Research Progress Of The Role Of Heat Shock Protein Gp96 In Cancer Development And Progression

Glycoprotein 96 (gp96) is a highly conserved and ubiquitous glycoprotein that belongs to the heat shock protein 90 (HSP90) family. It comprises 4 domains: N-terminal domain (NTD), middle domain (MD), C-terminal domain (CTD) and charged linker region (CR). Each domain performs a specific function. NTD containing the nucleotide binding site interacts with and hydrolyzes ATP. MD is involved in client protein recognition, and is the site of constitutive dimerization. The ATP hydrolytic activity of NTD requires cooperative action of CR and MD. The schematic representation of gp96 topology is shown in the main text. An increased expression of gp96 has been reported in multiple cancers.
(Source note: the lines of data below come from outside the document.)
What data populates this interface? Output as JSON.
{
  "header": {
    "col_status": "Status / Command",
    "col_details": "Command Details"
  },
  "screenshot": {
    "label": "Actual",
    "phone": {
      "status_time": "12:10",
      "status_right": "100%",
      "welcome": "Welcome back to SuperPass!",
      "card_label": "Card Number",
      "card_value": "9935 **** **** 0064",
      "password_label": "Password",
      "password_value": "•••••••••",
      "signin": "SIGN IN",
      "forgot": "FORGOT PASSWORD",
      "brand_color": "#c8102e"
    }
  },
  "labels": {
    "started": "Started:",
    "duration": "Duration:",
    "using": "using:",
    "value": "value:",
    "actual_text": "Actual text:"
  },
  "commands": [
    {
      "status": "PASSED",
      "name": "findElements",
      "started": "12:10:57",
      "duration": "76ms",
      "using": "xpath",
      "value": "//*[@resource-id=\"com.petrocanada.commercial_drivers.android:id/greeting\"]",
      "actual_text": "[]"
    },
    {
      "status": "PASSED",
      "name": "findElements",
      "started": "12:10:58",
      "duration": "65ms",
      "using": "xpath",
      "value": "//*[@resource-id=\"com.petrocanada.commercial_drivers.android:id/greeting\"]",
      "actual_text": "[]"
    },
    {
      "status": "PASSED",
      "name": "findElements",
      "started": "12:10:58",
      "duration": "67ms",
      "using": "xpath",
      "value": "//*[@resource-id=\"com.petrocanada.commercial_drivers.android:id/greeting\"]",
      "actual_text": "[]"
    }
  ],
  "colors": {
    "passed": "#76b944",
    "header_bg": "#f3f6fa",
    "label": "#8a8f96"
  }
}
Its upregulation in tumors is closely correlated with poor prognosis and decreased overall survival of patients, indicating that gp96 serves as a potential diagnostic and prognostic biomarker. As a chaperone protein gp96 directs the folding and/or assembly of secreted and membrane proteins. It has a limited client protein profile that is involved in key processes linked with the hallmarks of cancer. Previous studies have shown that cellular gp96 physically interacts with and directs the folding and assembly of several client proteins, including insulin-like growth factors (IGF), integrins, epidermal growth factor receptor-2 (HER2) and Wnt co-receptor LRP6, which are involved in the regulation of cell multiplication, normal tissue differentiation, cancer progression and metastasis. It has been found that gp96 was only expressed on cell surface of malignant tumor but not benign tissues. Cell membrane gp96 is closely associated with cancer cell proliferation, invasion, and metastasis. We further demonstrated that gp96 on cell membrane interacts with HER2, urokinase-type plasminogen activator-receptor (uPAR) or ER-alpha 36. Targeting gp96 by siRNA or a monoclonal antibody for gp96 led to decreased cell growth and invasion, increased apoptosis in vitro, and suppression of tumor growth in vivo, validating cell membrane gp96 as a therapeutic target. At present, the selective small-molecule inhibitors (NECA and PU-WS13), a gp96-specific monoclonal antibody (W9mAb), and an inhibitory gp96-targeted polypeptide (p37) are under development and their potential applications in the tumor targeting therapy are highlighted in this review.